= Ponca City Public Schools =

School district in Oklahoma

Ponca City Public Schools is the public school district in Ponca City, Oklahoma. It operates seven elementary schools, two middle schools (one serves grades 6 and 7 and the other serves grade 8), and Ponca City High School. It employs 760 people and has over 5,000 students. The entire school system shares the Wildcat mascot.

Most of the district is in Kay County, where it includes almost all of Ponca City, as well as White Eagle. Portions are in Osage and Noble counties.

==History==

In 2002, Burbank School District 20, the school district of nearby Burbank, Oklahoma, voted to dissolve because of low enrollment. Some areas previously served by the district were taken over by Ponca City Public Schools.

==Schools==

===Ponca City High School===

Ponca City High School

===East Middle School===
East Middle School (EMS) is located in the North Central Oklahoma town of Ponca City. Serving approximately 375 students per year, EMS is the 8th grade center for Ponca City Public Schools. School staff includes a Principal, one Assistant Principal, Counselor, a technology coordinator, 28 full and part-time certified teachers, Title 7 Coordinator, and 5 teachers aides. As a school-wide Title I site, EMS focuses great effort on improving Math and Reading levels. State standardized test scores show 80-90% of the students consistently performing at proficient or better in Math and 70-80% in Reading. Both of these are above the state average.

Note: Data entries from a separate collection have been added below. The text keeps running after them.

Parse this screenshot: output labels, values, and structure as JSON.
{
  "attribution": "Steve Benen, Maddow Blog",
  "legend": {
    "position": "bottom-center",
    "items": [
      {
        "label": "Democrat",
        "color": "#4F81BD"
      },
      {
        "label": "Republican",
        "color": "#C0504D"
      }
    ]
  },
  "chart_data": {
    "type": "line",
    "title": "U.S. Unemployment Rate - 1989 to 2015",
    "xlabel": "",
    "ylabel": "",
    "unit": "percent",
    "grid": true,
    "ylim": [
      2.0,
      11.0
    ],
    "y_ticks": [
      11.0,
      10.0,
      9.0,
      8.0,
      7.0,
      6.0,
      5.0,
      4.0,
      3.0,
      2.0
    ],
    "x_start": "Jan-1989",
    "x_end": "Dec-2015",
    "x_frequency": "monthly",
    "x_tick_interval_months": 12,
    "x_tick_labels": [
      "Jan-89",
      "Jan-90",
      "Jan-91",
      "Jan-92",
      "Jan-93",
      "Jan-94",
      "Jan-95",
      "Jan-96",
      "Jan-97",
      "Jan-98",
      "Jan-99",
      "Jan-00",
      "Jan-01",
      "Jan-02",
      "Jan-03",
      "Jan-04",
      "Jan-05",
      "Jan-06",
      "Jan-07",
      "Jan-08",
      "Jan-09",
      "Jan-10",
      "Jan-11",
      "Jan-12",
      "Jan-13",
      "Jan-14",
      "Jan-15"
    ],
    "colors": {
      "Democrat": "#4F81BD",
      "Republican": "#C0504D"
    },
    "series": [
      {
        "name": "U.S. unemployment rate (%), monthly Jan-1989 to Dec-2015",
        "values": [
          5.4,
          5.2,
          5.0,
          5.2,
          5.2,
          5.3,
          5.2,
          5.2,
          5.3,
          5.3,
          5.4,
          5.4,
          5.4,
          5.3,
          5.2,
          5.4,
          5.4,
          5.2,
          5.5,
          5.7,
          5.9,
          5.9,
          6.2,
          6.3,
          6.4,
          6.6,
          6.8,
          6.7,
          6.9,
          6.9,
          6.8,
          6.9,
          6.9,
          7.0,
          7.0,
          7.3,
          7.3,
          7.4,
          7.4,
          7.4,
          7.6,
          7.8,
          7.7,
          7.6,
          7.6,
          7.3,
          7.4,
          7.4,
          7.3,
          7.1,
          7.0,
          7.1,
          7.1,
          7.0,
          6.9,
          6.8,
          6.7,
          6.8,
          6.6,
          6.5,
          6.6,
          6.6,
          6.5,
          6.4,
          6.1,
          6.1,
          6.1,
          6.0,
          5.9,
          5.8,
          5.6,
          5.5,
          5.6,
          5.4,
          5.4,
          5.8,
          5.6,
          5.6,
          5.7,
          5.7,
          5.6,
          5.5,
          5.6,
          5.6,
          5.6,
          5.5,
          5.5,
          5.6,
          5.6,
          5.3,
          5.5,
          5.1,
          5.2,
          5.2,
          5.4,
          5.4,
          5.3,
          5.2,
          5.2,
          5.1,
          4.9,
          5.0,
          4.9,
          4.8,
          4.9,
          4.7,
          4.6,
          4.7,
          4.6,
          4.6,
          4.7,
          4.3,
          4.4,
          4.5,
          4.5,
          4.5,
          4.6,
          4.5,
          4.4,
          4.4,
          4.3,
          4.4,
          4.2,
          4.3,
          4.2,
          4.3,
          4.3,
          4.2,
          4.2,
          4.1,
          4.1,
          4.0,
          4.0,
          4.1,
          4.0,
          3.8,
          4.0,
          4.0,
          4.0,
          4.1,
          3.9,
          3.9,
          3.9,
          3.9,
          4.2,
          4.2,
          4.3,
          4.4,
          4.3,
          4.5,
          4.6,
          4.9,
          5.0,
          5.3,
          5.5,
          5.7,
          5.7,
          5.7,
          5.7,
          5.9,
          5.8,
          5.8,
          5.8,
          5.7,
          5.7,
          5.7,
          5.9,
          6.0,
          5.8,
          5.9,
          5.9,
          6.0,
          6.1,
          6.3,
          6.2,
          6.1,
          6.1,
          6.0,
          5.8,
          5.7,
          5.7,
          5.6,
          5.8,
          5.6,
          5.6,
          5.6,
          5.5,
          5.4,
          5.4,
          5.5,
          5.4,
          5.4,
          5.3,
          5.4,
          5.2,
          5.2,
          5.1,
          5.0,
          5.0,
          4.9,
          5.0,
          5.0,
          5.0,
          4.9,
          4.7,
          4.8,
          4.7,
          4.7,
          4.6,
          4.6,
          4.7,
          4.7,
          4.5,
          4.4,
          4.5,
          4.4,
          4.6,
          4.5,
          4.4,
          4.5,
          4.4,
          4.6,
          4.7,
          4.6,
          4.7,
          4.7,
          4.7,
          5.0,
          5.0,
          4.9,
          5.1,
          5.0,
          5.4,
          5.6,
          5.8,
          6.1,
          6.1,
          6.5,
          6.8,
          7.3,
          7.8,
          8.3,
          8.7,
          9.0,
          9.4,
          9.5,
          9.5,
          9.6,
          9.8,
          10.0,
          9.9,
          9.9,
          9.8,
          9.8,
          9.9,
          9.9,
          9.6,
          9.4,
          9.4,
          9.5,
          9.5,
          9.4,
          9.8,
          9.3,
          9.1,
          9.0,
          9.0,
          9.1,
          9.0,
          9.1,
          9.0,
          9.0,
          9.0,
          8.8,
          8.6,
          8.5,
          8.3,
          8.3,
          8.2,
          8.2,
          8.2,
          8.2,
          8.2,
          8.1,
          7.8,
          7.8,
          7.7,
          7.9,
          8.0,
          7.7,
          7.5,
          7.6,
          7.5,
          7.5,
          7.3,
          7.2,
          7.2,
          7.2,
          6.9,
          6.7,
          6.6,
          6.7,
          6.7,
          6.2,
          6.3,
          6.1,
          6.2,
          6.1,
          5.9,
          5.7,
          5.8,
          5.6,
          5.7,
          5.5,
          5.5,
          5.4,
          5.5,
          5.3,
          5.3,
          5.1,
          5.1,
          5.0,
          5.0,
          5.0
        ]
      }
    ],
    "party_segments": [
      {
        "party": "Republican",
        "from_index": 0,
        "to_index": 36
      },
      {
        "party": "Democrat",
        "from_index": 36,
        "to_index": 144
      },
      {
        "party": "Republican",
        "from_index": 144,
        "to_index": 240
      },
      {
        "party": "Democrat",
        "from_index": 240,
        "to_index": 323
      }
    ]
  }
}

====History of East Middle School====
East Middle School sits on the site of Ponca City's original school building built in 1893. The original wooden school building burned and was replaced in 1911 with a native stone building. The 2nd building was condemned in 1938 and replaced with the current building in 1939 for a cost of $441,216.23. Ralph Lester was the buildings inaugural principal. The building's 1400 seat auditorium was later named in honor of Mr. Lester. The current moniker of East was acquired in 1961 when the school district opened another junior high on the west side of town. The current principal of East Middle School is Barbara Davis, and the motto is :"learning is the Only Option".

====One-to-One Laptop School====
The 1:1 Digital Classroom Project was funded under the American Recovery and Investment Act of 2009. Approximately 6.68 million dollars was set aside for innovative projects using 1:1 laptops, of which Ponca City received approximately $900,000. In the 2015-2016 school year, due to complaints about the laptops being too heavy to carry, Ponca City Public Schools received a 1:1 ratio of Chromebooks for East Middle School, and Ponca City High school, and lock carts with Chromebooks at the other schools, to replace the traditional laptops used the years before.

===West Middle School===
West Middle School first opened in 1945 as West Junior High School and served grades 7,8 and 9. It now serves 6th and 7th graders.
It is located at 1401 West Grand Avenue. The current main Principal of West Middle School is Stacey Sattre.